As TNW explains it, the purpose of the working group activity is to deliver viable methods of user identification based not on memorable passwords, but on device identification via a pair of authentication keys. The user would no longer have to type passwords, but will have to possess the required device that allows such an “automated” login.

What would the “no-password” standard mean?

Faster and more reliable digital activities are sure to come from such an important change. A unified, internationalized cyber-security authentication standard. A future world of mobile authentication unravels in front of the enthusiasts’ eyes.

Every user would in turn be associated with at least one device able to support the new type of authentication. The security-related worries could revert to the physical security of such devices – since they will hold the user identification “keys”. All situations cannot be however covered since the technology itself, as well as its functioning schematics are not here to analyze yet.

Considering how e-payment via smartphone gains traction, (unless unforeseeable situations occur) the mobile authentication concept is heading that way with or without API password-free authentication. Using your smartphone for paying various services, for banking and accessing your web accounts – those who are wondering what might be next might have to wait shorter than estimated if all goes well.

Is the World Wide Web presence synchronizing itself with the status of smartphone owner? How about the impoverished people or those who choose not to go fully connected – will they face the possibility of being cut-off from the connected world?

All these questions and many others may arise – and they probably all have the right answers in due time. The year 2016 already provided a possible answer to mobile authentication via the Freedom 251, the world’s cheapest smartphone. Not all technology should be tailored by high-end standards; more accessible solutions that fit every budget are in the works.

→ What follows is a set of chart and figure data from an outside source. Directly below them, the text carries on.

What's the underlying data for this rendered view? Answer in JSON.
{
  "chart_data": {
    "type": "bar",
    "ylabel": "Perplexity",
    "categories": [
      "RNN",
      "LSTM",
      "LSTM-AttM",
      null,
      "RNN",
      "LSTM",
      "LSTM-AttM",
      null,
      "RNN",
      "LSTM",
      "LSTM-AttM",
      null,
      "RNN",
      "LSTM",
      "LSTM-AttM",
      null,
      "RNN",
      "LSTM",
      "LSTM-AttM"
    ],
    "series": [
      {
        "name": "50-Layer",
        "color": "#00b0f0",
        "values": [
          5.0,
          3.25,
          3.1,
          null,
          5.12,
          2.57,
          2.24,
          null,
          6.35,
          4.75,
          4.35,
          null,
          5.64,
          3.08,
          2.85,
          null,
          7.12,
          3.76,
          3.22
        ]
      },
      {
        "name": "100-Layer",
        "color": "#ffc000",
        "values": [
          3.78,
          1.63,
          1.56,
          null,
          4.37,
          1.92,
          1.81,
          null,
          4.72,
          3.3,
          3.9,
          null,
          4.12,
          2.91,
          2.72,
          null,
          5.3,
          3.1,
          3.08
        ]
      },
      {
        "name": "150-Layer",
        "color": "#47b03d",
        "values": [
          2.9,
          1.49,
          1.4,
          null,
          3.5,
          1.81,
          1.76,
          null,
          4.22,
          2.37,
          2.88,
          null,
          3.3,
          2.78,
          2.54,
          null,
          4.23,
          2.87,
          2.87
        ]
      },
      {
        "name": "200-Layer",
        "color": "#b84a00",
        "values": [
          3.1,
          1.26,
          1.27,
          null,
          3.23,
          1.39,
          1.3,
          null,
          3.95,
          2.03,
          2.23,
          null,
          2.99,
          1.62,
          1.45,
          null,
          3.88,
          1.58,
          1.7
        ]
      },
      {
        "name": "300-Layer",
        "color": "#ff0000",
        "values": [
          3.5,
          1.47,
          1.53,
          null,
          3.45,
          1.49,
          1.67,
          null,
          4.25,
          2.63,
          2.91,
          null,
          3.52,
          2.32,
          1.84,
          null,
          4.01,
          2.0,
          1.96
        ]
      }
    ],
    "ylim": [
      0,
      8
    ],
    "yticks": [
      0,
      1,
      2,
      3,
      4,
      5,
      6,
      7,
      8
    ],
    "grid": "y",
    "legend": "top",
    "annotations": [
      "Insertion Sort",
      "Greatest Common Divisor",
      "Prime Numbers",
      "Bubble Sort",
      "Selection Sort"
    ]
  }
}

However, a standard that cannot be lowered  is the cyber-security standard – in a connected digital world any weak entry point holds the risk of affecting all participants. That is a strong motivational factor in developing universal, non-variable strong security solutions that would ensure cyber-protection objectively. Regardless whether the user is more or less educated, more or less cyber-aware, the authentication method of the future aims at protecting the data, the network, the connected users and ultimately the entire system.